Wetenschap
1. Druk:
* lithostatische druk: Het gewicht van de bovenliggende rotslagen creëert enorme druk op rotsen diep in de aarde. Deze druk neemt toe met diepte.
* Hydrostatische druk: De druk uitgeoefend door vloeistoffen (zoals magma of water) in de korst en mantel van de aarde. Deze druk kan aanzienlijk zijn, vooral in gebieden waar vloeistoffen vastzitten.
2. Temperatuur:
* Geothermische gradiënt: De temperatuur van de aarde stijgt met diepte, waardoor een geothermische gradiënt ontstaat. Deze hitte komt van de kern van de aarde en het verval van radioactieve elementen.
* smelten: Bij voldoende diepten en temperaturen kunnen rotsen gedeeltelijk smelten, waardoor magma ontstaat. Dit gesmolten gesteente kan stijgen en uitbarsten op het oppervlak, waardoor vulkanen worden gevormd.
3. Stress:
* Compressiestress: Dit gebeurt wanneer rotsen tegen elkaar worden geduwd, waardoor ze verkorten en dikker worden. Het kan leiden tot vouwen en fouten.

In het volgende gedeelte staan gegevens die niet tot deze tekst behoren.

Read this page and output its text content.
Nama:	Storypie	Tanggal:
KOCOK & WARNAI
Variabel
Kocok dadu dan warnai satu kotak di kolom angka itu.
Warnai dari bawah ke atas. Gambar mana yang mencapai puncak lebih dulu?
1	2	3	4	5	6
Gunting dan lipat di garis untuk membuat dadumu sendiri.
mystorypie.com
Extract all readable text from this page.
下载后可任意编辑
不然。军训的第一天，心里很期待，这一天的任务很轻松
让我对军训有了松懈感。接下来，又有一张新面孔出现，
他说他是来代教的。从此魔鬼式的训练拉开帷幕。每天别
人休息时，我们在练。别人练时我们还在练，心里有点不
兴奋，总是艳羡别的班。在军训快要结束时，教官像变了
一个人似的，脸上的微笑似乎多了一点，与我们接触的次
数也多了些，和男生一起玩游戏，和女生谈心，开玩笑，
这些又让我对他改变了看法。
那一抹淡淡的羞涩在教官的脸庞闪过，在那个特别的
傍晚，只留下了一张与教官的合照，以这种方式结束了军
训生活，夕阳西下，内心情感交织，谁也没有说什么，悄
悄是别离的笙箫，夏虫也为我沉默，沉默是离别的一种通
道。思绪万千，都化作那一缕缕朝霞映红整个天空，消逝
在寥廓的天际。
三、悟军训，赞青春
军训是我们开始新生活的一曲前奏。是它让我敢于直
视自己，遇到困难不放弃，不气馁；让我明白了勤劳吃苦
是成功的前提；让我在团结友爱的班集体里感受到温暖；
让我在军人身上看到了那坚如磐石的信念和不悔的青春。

* spanningsstress: Dit gebeurt wanneer rotsen uit elkaar worden getrokken, waardoor ze verlengen en dun worden. Het kan leiden tot de vorming van kloofvalleien.
* Shear Stress: Dit gebeurt wanneer rotsen in tegengestelde richting langs elkaar worden geduwd. Het kan leiden tot fouten en aardbevingen.
4. Gravity:
*** Gravity trekt rotsen naar beneden en draagt bij aan de vorming van bergen en oceaanbekkens.
* Gravity speelt een sleutelrol bij de beweging van tektonische platen.
5. Chemische reacties:
* metamorfisme: De hitte, druk en vloeistoffen diep in de aarde kunnen ervoor zorgen dat rotsen chemische veranderingen ondergaan, waardoor hun minerale samenstelling en textuur worden getransformeerd.
* MAGMA -generatie: Chemische reacties in de mantel kunnen leiden tot de vorming van magma.
6. Radioactiviteit:
* Radioactief verval: Het verval van radioactieve elementen binnen de aarde geeft warmte vrij, wat bijdraagt aan de interne temperatuur van de aarde en de vorming van magma.
7. Tektonische krachten:
* Plaattektoniek: De beweging van de tektonische platen van de aarde creëert stress en spanning op rotsen, wat leidt tot aardbevingen, vulkanen, berggebouw en de vorming van oceaanbekkens.
Deze krachten werken in overleg om het interieur van de aarde vorm te geven, geologische processen te stimuleren en uiteindelijk het oppervlak te beïnvloeden dat we vandaag zien.